Rank	Model	Provider	Country	Score
1	Claude Opus 4.5	Anthropic	US	630
2	Gemini 3 Flash	Google	US	625
3	Grok 4 Fast	xAI	US	624
3	Grok 3 Mini	xAI	US	624
3	DeepSeek V3.2	DeepSeek	China	624
3	GLM-4.7	Zhipu AI	China	624
3	Kimi K2.5	Moonshot	China	624
8	Claude Sonnet 4.5	Anthropic	US	618
8	Gemini 2.5 Flash	Google	US	618
8	Grok 4	xAI	US	618
8	MiniMax M2.1	MiniMax	China	618
8	Seed-36B	ByteDance	China	618
8	ERNIE-4.5	Baidu	China	618
14	GPT-5.2	OpenAI	US	612
14	GPT-4.1	OpenAI	US	612
14	Claude Sonnet 4	Anthropic	US	612
14	Grok 3	xAI	US	612
18	GPT-5.1	OpenAI	US	600
18	Claude Haiku 4.5	Anthropic	US	600
18	QwQ-32B	Alibaba	China	600

takeaway: chinese models are genuinely competitive. 6 of the top 13 models are from chinese companies. the “china is behind in AI” narrative needs updating.

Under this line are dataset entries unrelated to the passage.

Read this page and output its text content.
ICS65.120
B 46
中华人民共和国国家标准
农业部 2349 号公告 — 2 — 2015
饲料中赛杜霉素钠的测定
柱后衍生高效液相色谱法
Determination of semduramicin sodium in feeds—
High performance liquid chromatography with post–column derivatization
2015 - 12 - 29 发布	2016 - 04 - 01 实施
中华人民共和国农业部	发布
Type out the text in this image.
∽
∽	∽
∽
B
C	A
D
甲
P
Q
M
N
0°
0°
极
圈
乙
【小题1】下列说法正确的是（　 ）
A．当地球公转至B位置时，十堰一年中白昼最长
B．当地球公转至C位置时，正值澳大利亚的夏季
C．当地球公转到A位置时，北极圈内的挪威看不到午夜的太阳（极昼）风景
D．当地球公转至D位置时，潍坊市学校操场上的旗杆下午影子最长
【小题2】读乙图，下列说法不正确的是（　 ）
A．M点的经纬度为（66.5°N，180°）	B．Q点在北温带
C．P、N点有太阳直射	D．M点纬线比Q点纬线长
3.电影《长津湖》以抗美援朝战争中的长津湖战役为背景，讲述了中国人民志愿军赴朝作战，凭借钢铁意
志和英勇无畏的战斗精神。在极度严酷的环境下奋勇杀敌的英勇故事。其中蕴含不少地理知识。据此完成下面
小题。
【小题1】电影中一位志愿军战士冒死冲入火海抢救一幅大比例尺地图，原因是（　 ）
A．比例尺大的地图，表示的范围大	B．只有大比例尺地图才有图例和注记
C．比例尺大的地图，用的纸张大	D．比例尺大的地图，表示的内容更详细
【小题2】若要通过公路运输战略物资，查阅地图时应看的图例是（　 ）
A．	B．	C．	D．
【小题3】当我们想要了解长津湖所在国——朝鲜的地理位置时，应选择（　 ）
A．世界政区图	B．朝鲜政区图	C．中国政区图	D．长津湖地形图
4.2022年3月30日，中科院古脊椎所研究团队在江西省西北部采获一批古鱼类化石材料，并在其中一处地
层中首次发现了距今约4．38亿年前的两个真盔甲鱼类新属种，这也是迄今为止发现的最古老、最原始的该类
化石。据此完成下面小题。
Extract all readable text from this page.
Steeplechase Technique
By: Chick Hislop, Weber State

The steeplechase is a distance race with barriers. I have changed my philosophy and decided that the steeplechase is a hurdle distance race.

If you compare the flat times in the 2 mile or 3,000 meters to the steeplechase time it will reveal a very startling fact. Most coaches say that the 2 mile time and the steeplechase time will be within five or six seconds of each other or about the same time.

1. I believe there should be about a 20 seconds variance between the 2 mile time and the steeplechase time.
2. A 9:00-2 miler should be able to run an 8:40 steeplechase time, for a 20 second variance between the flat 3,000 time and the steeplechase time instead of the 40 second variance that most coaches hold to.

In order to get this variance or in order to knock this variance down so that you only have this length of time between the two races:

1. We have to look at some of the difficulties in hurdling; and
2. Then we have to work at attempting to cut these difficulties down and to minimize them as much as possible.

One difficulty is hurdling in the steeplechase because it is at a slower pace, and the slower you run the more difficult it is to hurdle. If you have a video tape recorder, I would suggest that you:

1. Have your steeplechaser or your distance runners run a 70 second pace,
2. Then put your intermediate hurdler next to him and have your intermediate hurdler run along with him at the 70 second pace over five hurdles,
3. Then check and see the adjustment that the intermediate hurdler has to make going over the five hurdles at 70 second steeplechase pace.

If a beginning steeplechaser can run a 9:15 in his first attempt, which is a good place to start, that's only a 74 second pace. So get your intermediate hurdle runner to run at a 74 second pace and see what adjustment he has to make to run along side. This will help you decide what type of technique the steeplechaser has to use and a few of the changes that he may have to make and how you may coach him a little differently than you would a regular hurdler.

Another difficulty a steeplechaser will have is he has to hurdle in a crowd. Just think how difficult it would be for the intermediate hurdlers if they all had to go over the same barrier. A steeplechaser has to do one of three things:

methodology notes for the nerds

futuristic lab with data visualizations
Imagen 4 prompt: bird’s eye view of futuristic lab, holographic charts, blue and purple neon accents

**Test Source:** College Board SAT Practice Test #10 **Questions Used:** 66 (Reading & Writing Modules 1 and 2) **Iterations Per Question:** 4-8 (majority voting for final answer) **Answer Selection:** Direct letter response (A/B/C/D) **Parallel Processing:** ThreadPoolExecutor with 3-10 concurrent workers **Chinese Models API:** Silicon Flow (OpenAI-compatible) **Temperature:** 0.3 where supported **Total API Calls:** ~10,000+

models that couldn’t even show up

Model	Provider	Issue
Gemini 3 Pro	Google	Safety filter blocked questions
Gemini 2.5 Pro	Google	Safety filter blocked questions
o3	OpenAI	API compatibility issues
o4-mini	OpenAI	API compatibility issues
Qwen3-235B	Alibaba	API/response format issues

ok what did we learn

☑️ Claude Opus 4.5 is currently the best at SAT reading comprehension
☑️ Chinese models are genuinely competitive - 3 tied for 2nd place
☑️ DeepSeek, GLM, and Kimi all outperform OpenAI’s flagships
☑️ all frontier models perform above human average (76th-84th percentile)
☑️ no model cracked the 650+ scores that top human performers achieve
☑️ OpenAI’s GPT-5 series continues to underperform on benchmarks
☑️ there appears to be a ~630 ceiling for current architectures

the meta-lesson: the AI race is genuinely global now. chinese models aren’t just “catching up” - on standardized language tests, they’re already competitive with (and sometimes beating) US alternatives.

further work

things id like to try:
- chain-of-thought prompting (let them reason out loud)
- math section benchmarking (need to handle diagrams/figures)
- more chinese models (yi-lightning, ernie-4, etc.)
- testing on adaptive difficulty formats like the real digital SAT

if u have GPU credits to spare, feel free to run these experiments urself. benchmark code available on request.

Benchmark run on January 17-February 4, 2026. Chinese models tested via Silicon Flow API. No AI models were harmed in the making of this blog post, though OpenAI’s flagship was mildly embarrassed by its performance.